As part of its new Women Of Tech initiative, TWICE will highlight companies and programs providing solutions for integrating more women into technology.

Silicon Valley has a diversity problem, and one company has big plans to change this.

Digital Undivided, a company formed to identify and develop high-growth entrepreneurs who are women of color, is readying the start of a new accelerator program for tech start-ups. The company, which was founded in 2013 by Kathryn Finney, captured headlines earlier this year when it released its Project Diane report that studied more than 60,000 start-ups. As part of its findings, the report determined that although 80 percent of new women-led businesses are founded by black and Latina women, they are receiving just 0.2 percent of venture funding.

To help combat that problem, Digital Undivided is launching the Big Innovation Center in Atlanta and an accompanying Big Accelerator program. The program will be exclusively for black and Latina women who are founders of high-growth tech companies. Seven companies have been selected to undergo a 12-week program that will help founders hone their skills, receive mentorship, and have direct access to funding and investors.

Participants will be afforded work space at the Big Innovation Center, and will then take part in the Big Demo Day on Jan. 14, 2017, where they will pitch their company and ideas to investors.

The accelerator program is designed to help women of color overcome the three largest barriers of success that were uncovered under Project Diane: access to a network, access to training and access to capital, Danielle Robinson Bell, Digital Undivided marketing and corporate partnerships director, told TWICE.

Kathryn Finney

“Women of color do not have a face at the table in conversations with investors,” said Robinson Bell, noting that those in business or graduate school are often missing vital networking opportunities simply because they often must supplement their educational funding with jobs or work-study programs.

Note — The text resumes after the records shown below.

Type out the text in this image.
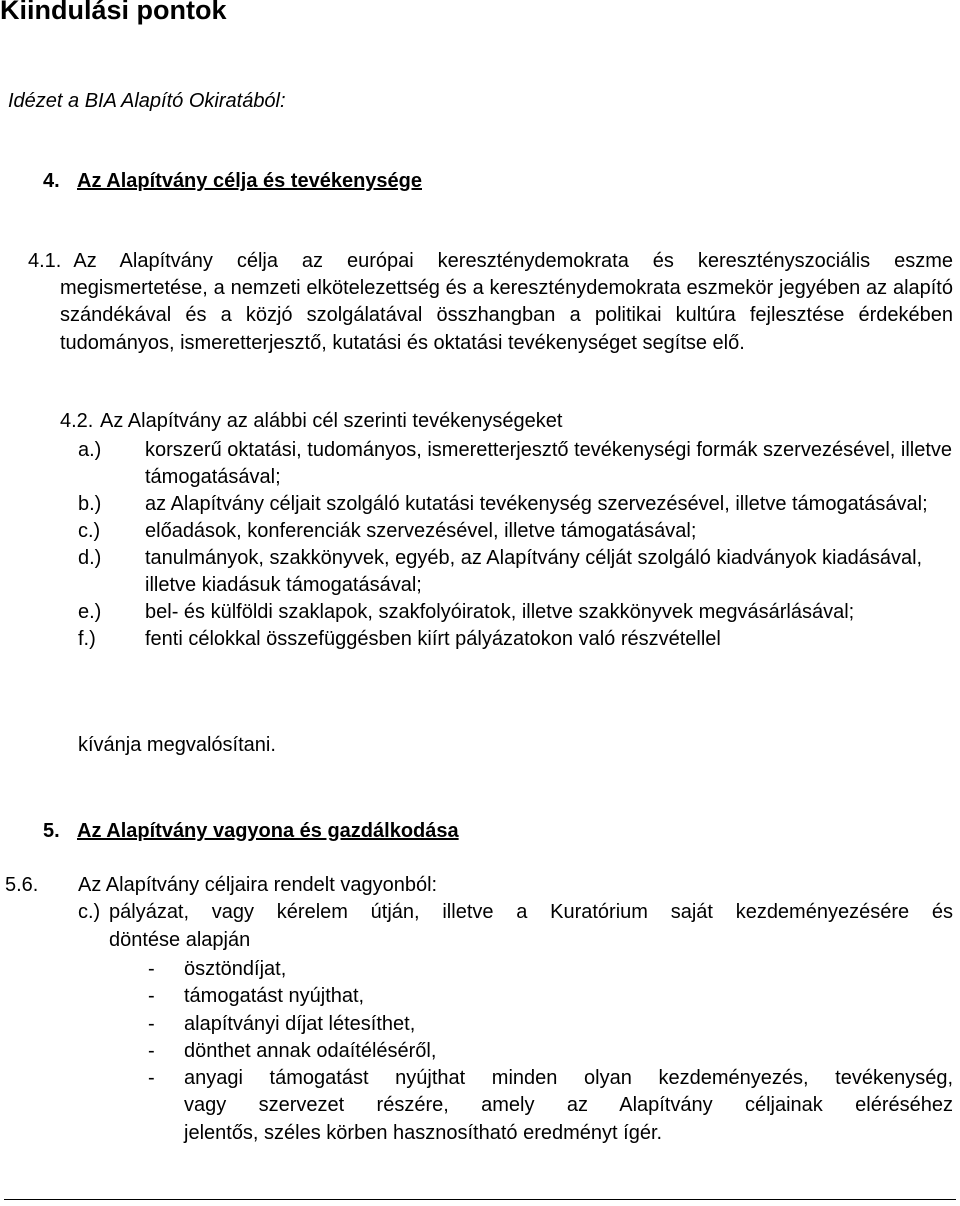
Kiindulási pontok
Idézet a BIA Alapító Okiratából:
4. Az Alapítvány célja és tevékenysége
4.1. Az Alapítvány célja az európai kereszténydemokrata és keresztényszociális eszme megismertetése, a nemzeti elkötelezettség és a kereszténydemokrata eszmekör jegyében az alapító szándékával és a közjó szolgálatával összhangban a politikai kultúra fejlesztése érdekében tudományos, ismeretterjesztő, kutatási és oktatási tevékenységet segítse elő.
4.2. Az Alapítvány az alábbi cél szerinti tevékenységeket
a.)	korszerű oktatási, tudományos, ismeretterjesztő tevékenységi formák szervezésével, illetve támogatásával;
b.)	az Alapítvány céljait szolgáló kutatási tevékenység szervezésével, illetve támogatásával;
c.)	előadások, konferenciák szervezésével, illetve támogatásával;
d.)	tanulmányok, szakkönyvek, egyéb, az Alapítvány célját szolgáló kiadványok kiadásával, illetve kiadásuk támogatásával;
e.)	bel- és külföldi szaklapok, szakfolyóiratok, illetve szakkönyvek megvásárlásával;
f.)	fenti célokkal összefüggésben kiírt pályázatokon való részvétellel
kívánja megvalósítani.
5. Az Alapítvány vagyona és gazdálkodása
5.6. Az Alapítvány céljaira rendelt vagyonból:
c.) pályázat, vagy kérelem útján, illetve a Kuratórium saját kezdeményezésére és
döntése alapján
-	ösztöndíjat,
-	támogatást nyújthat,
-	alapítványi díjat létesíthet,
-	dönthet annak odaítéléséről,
-	anyagi támogatást nyújthat minden olyan kezdeményezés, tevékenység,
vagy szervezet részére, amely az Alapítvány céljainak eléréséhez
jelentős, széles körben hasznosítható eredményt ígér.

“They can’t go and hack out because they’re literally working to pay tuition,” she noted. “Out of undergrad comes amazing ideas, and it’s not that women of color don’t have these ideas. They couldn’t access that network … for no other reason than they have other priorities, [such as] paying for education.”

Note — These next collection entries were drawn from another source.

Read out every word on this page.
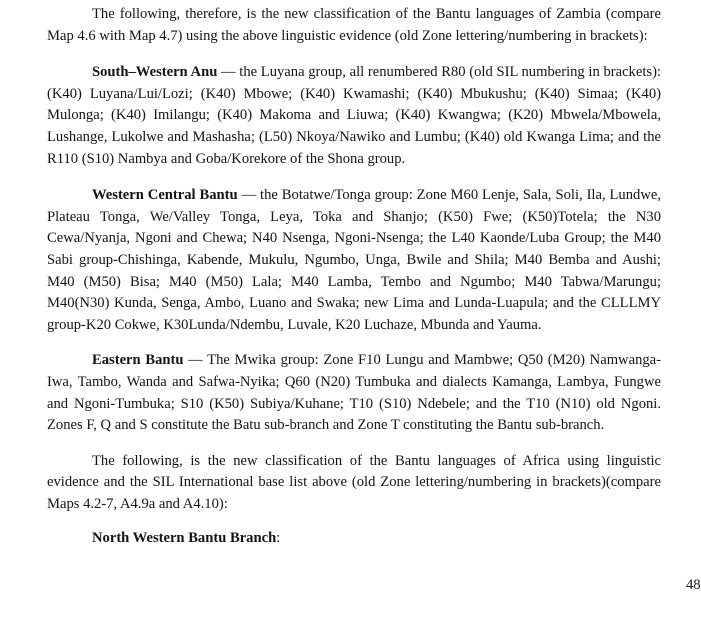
The following, therefore, is the new classification of the Bantu languages of Zambia (compare Map 4.6 with Map 4.7) using the above linguistic evidence (old Zone lettering/numbering in brackets):

South–Western Anu — the Luyana group, all renumbered R80 (old SIL numbering in brackets): (K40) Luyana/Lui/Lozi; (K40) Mbowe; (K40) Kwamashi; (K40) Mbukushu; (K40) Simaa; (K40) Mulonga; (K40) Imilangu; (K40) Makoma and Liuwa; (K40) Kwangwa; (K20) Mbwela/Mbowela, Lushange, Lukolwe and Mashasha; (L50) Nkoya/Nawiko and Lumbu; (K40) old Kwanga Lima; and the R110 (S10) Nambya and Goba/Korekore of the Shona group.

Western Central Bantu — the Botatwe/Tonga group: Zone M60 Lenje, Sala, Soli, Ila, Lundwe, Plateau Tonga, We/Valley Tonga, Leya, Toka and Shanjo; (K50) Fwe; (K50)Totela; the N30 Cewa/Nyanja, Ngoni and Chewa; N40 Nsenga, Ngoni-Nsenga; the L40 Kaonde/Luba Group; the M40 Sabi group-Chishinga, Kabende, Mukulu, Ngumbo, Unga, Bwile and Shila; M40 Bemba and Aushi; M40 (M50) Bisa; M40 (M50) Lala; M40 Lamba, Tembo and Ngumbo; M40 Tabwa/Marungu; M40(N30) Kunda, Senga, Ambo, Luano and Swaka; new Lima and Lunda-Luapula; and the CLLLMY group-K20 Cokwe, K30Lunda/Ndembu, Luvale, K20 Luchaze, Mbunda and Yauma.

Eastern Bantu — The Mwika group: Zone F10 Lungu and Mambwe; Q50 (M20) Namwanga-Iwa, Tambo, Wanda and Safwa-Nyika; Q60 (N20) Tumbuka and dialects Kamanga, Lambya, Fungwe and Ngoni-Tumbuka; S10 (K50) Subiya/Kuhane; T10 (S10) Ndebele; and the T10 (N10) old Ngoni. Zones F, Q and S constitute the Batu sub-branch and Zone T constituting the Bantu sub-branch.

The following, is the new classification of the Bantu languages of Africa using linguistic evidence and the SIL International base list above (old Zone lettering/numbering in brackets)(compare Maps 4.2-7, A4.9a and A4.10):

North Western Bantu Branch:

48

The Big Accelerator program was initially announced at SXSW, its nomenclature stemming from the desire to “give women of color permission to go big and to think big without necessarily always asking for permission from people who don’t look like them,” said Robinson Bell. “In the tech world, in Silicon Valley, it’s very male and very white, and we’re single-handedly changing the face of what a start-up looks like.”

When asked what the industry reaction has been thus far, Robinson Bell was able to sum it up with four words: “Wow. Yes. Thank you.”